Я выпил крепкого кофе, и выехал вместе с мамой по направлению к городу.

Я припарковался на гостевой парковке, и какое-то время сидел в машине, сжимая и разжимая руки на руле. Что-то держало меня, не давало подняться. Я вспомнил флягу, которую якобы забыл Федор в моей машине, когда я точно так искал повод встретиться с Катей и улыбнулся. Тогда фляга, сейчас глобус-бар, тоже предмет, связанный с алкоголем.
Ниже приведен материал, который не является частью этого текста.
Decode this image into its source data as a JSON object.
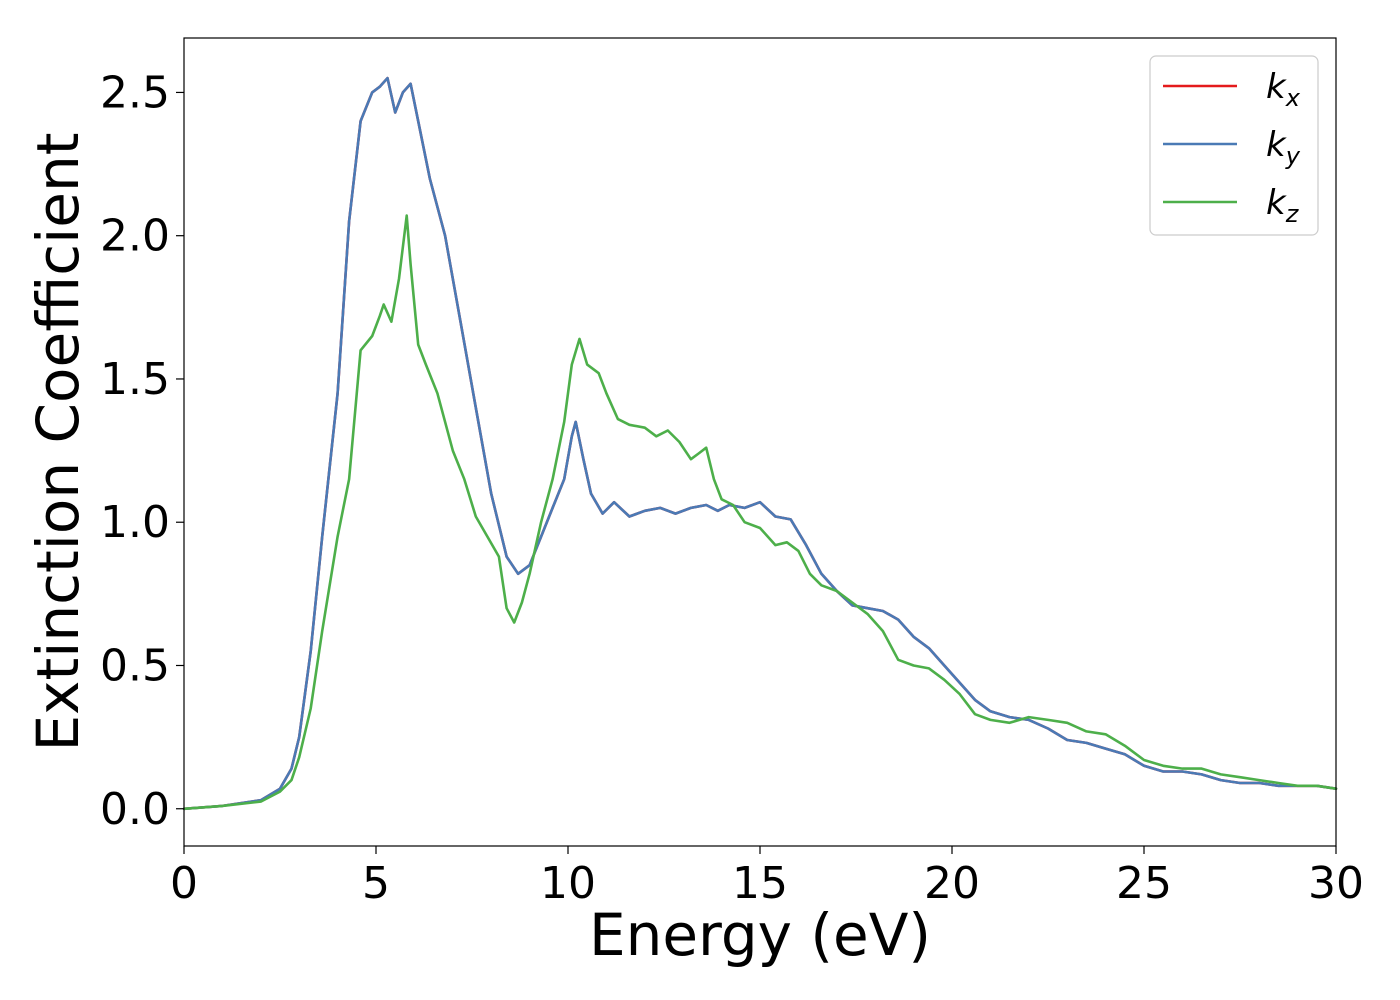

Пока я сидел и раздумывал, вдруг увидел, как из здания высыпала стайка женсоветчиц. Я посмотрел на часы, ровно 12.

” Уже проголодались барышни”, - улыбнулся я. Среди них я увидел тонкую фигурку в элегантном полупальто, без шапки. Невольно залюбовался точеными ножками в ботинках на высоком каблуке. В светло-каштановых волосах путался снег, а дымчатые очки закрывали поллица. Катя пряталась в воротник и улыбалась долговязой Шуре, а та оживленно жестикулировала. Компания перебежала на другую сторону площади и скрылась в подземном переходе.

У меня было такое чувство, как будто гора свалилась с плеч. Тем лучше. Не нужно ничего выдумывать, подбирать слова для разговора. Я вышел, закрыл машину и вошел внутрь. Незнакомый охранник учтиво поздоровался со мной и козырнул рацией. В холле Зималетто собрались какие-то незнакомые красотки с ногами от ушей, видимо модели. Они равнодушно скользнули по мне взглядом, а я в замешательстве остановился. Где мне искать этот чертов глобус? В Катин кабинет не хотелось заходить в ее отсутствие, да и вряд ли он там есть. Немного подумав, я решил зайти в мастерскую.

Ольга Вячеславовна тепло встретила меня, усадив на диван и налила в большую кружку ароматного горячего чаю. Она расспрашивала меня о какой-то ерунде и о маме, старательно обходя тему моей семьи. Я тоже ничего не рассказывал ни о Наде, ни о дочери, ни тем более, о клинике. Когда я поставил пустую чашку на столик, она спросила, зачем я приехал. Я назвал причину моего появления. Ольга Вячеславовна задумалась:

- Конечно, я помню этот глобус, сынок.

- Может быть, его Милко увез к себе? Насколько я помню, он помешан на всяких картах и путешествиях, а тут еще и хранилище для бутылок.

Ольга Вячеславовна улыбнулась:

- Да нет, Андрюша, он его не увез. Одно время он стоял у нас здесь, в мастерской, а потом, когда сделали ремонт, его вынесли. Знаешь что? А посмотри-ка ты в бывшей Катиной каморке! Туда выносили всякую всячину, наверняка он там и есть.

В животе разлился холодок. Я ответил:

- Катя ушла, а я не хочу заходить в кабинет в ее отсутствие.

- Да, они ушли с девочками обедать,- ответила Ольга Вячеславовна. - Ну что ты как не родной, Андрюша! Это же твой дом, ты к себе приехал. Так что смело иди, ничего не бойся.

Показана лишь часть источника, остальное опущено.